Chanson de la plus haute tour - Arthur Rimbaud

Oisive jeunesse

A tout asservie,

Par délicatesse

J’ai perdu ma vie.

Ah ! Que le temps vienne

Où les coeurs s’éprennent.

 

Je me suis dit : laisse,

Et qu’on ne te voie :

Et sans la promesse

De plus hautes joies.

Que rien ne t’arrête,

Auguste retraite.

 

J’ai tant fait patience

Qu’à jamais j’oublie ;

Craintes et souffrances

Aux cieux sont parties.

Et la soif malsaine

Obscurcit mes veines.

 

Ainsi la prairie

A l’oubli livrée,

Grandie, et fleurie

D’encens et d’ivraies

Au bourdon farouche

De cent sales mouches.

 

Ah ! Mille veuvages

De la si pauvre âme

Qui n’a que l’image

De la Notre-Dame !

Est-ce que l’on prie

La Vierge Marie ?

 

Oisive jeunesse

A tout asservie,

Par délicatesse

J’ai perdu ma vie.

Ah ! Que le temps vienne

Où les coeurs s’éprennent !

 

Publié en 1872 dans le recueil Derniers vers

Né en 1854 à Charleville, Arthur Rimbaud, enfant prodige de la poésie française, a marqué la littérature par une œuvre fulgurante et une vie romanesque. À 17 ans, il écrit Chanson de la plus haute tour (1872), poème oscillant entre désillusion et quête d’absolu, où l’amour se révèle moins comme une romance que comme une aspiration métaphysique. Le vers « Oisive jeunesse / À tout asservie » résume son conflit entre liberté créatrice et aliénation existentielle, thème récurrent chez ce poète qui abandonna l’écriture à 20 ans.

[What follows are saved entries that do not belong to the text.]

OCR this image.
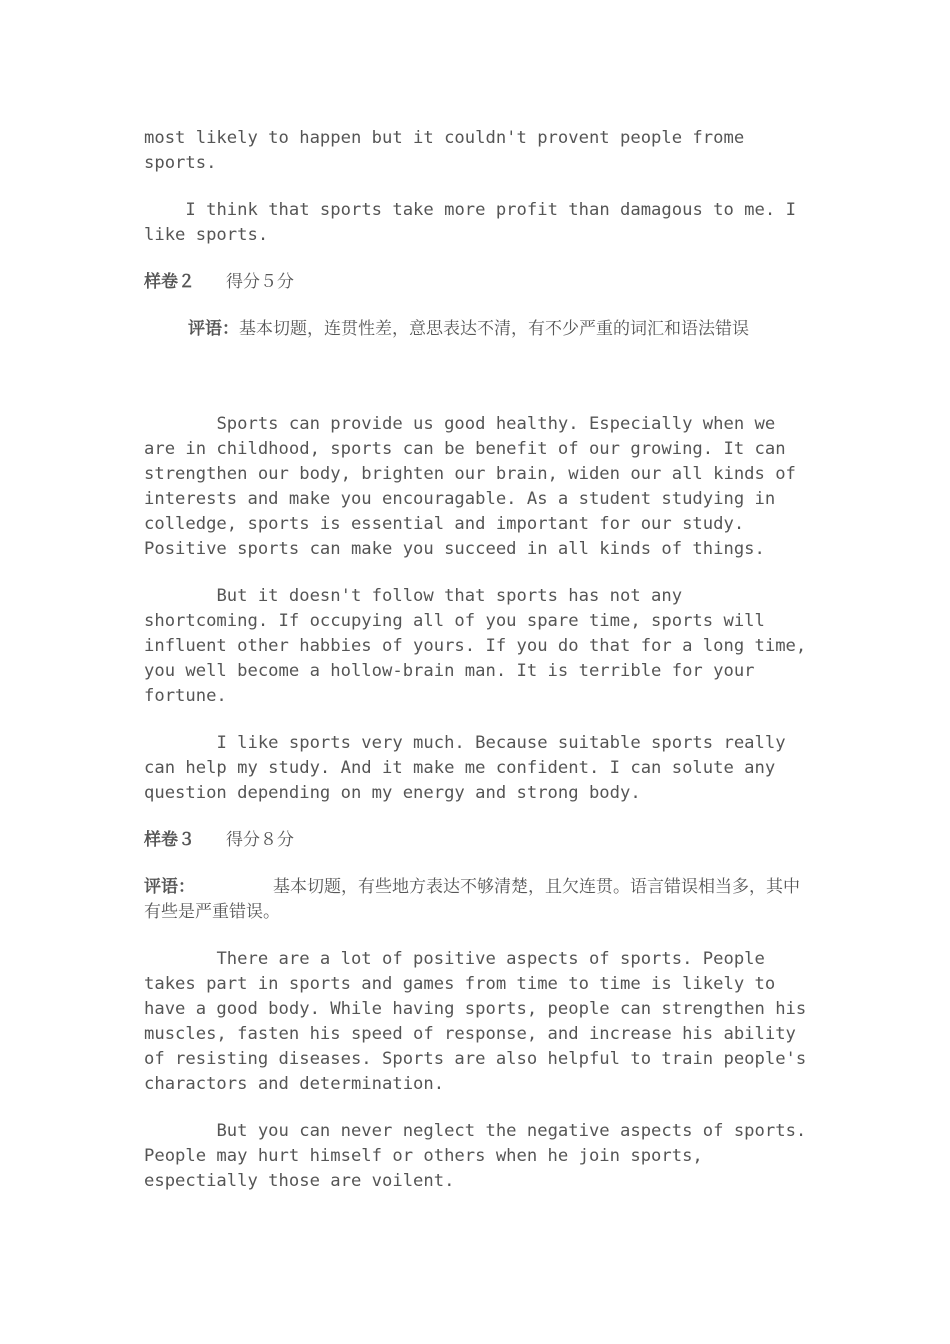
most likely to happen but it couldn't provent people frome sports.

I think that sports take more profit than damagous to me. I like sports.

样卷２	得分５分

评语：基本切题，连贯性差，意思表达不清，有不少严重的词汇和语法错误

Sports can provide us good healthy. Especially when we are in childhood, sports can be benefit of our growing. It can strengthen our body, brighten our brain, widen our all kinds of interests and make you encouragable. As a student studying in colledge, sports is essential and important for our study. Positive sports can make you succeed in all kinds of things.

But it doesn't follow that sports has not any shortcoming. If occupying all of you spare time, sports will influent other habbies of yours. If you do that for a long time, you well become a hollow-brain man. It is terrible for your fortune.

I like sports very much. Because suitable sports really can help my study. And it make me confident. I can solute any question depending on my energy and strong body.

样卷３	得分８分

评语：	基本切题，有些地方表达不够清楚，且欠连贯。语言错误相当多，其中有些是严重错误。

There are a lot of positive aspects of sports. People takes part in sports and games from time to time is likely to have a good body. While having sports, people can strengthen his muscles, fasten his speed of response, and increase his ability of resisting diseases. Sports are also helpful to train people's charactors and determination.

But you can never neglect the negative aspects of sports. People may hurt himself or others when he join sports, espectially those are voilent.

Dans ce texte, Rimbaud transpose sa turbulence intime – notamment sa relation passionnelle avec Paul Verlaine – en une méditation sur l’attente amoureuse (« Ah ! Que le temps vienne / Où les cœurs s’éprennent »). L’amour y est un miroir brisé : entre spiritualité (« l’image / De la Notre-Dame ») et matérialité crue (« cent sales mouches »), il incarne l’impossible synthèse entre pureté et désir. La répétition du refrain souligne ce vertige, mêlant l’exaltation juvénile à une lucidité désenchantée.

Bien que Rimbaud ait fui la poésie pour l’aventure, ces vers restent un testament de l’amour comme force destructrice et régénératrice, bien au-delà des conventions romantiques de son époque.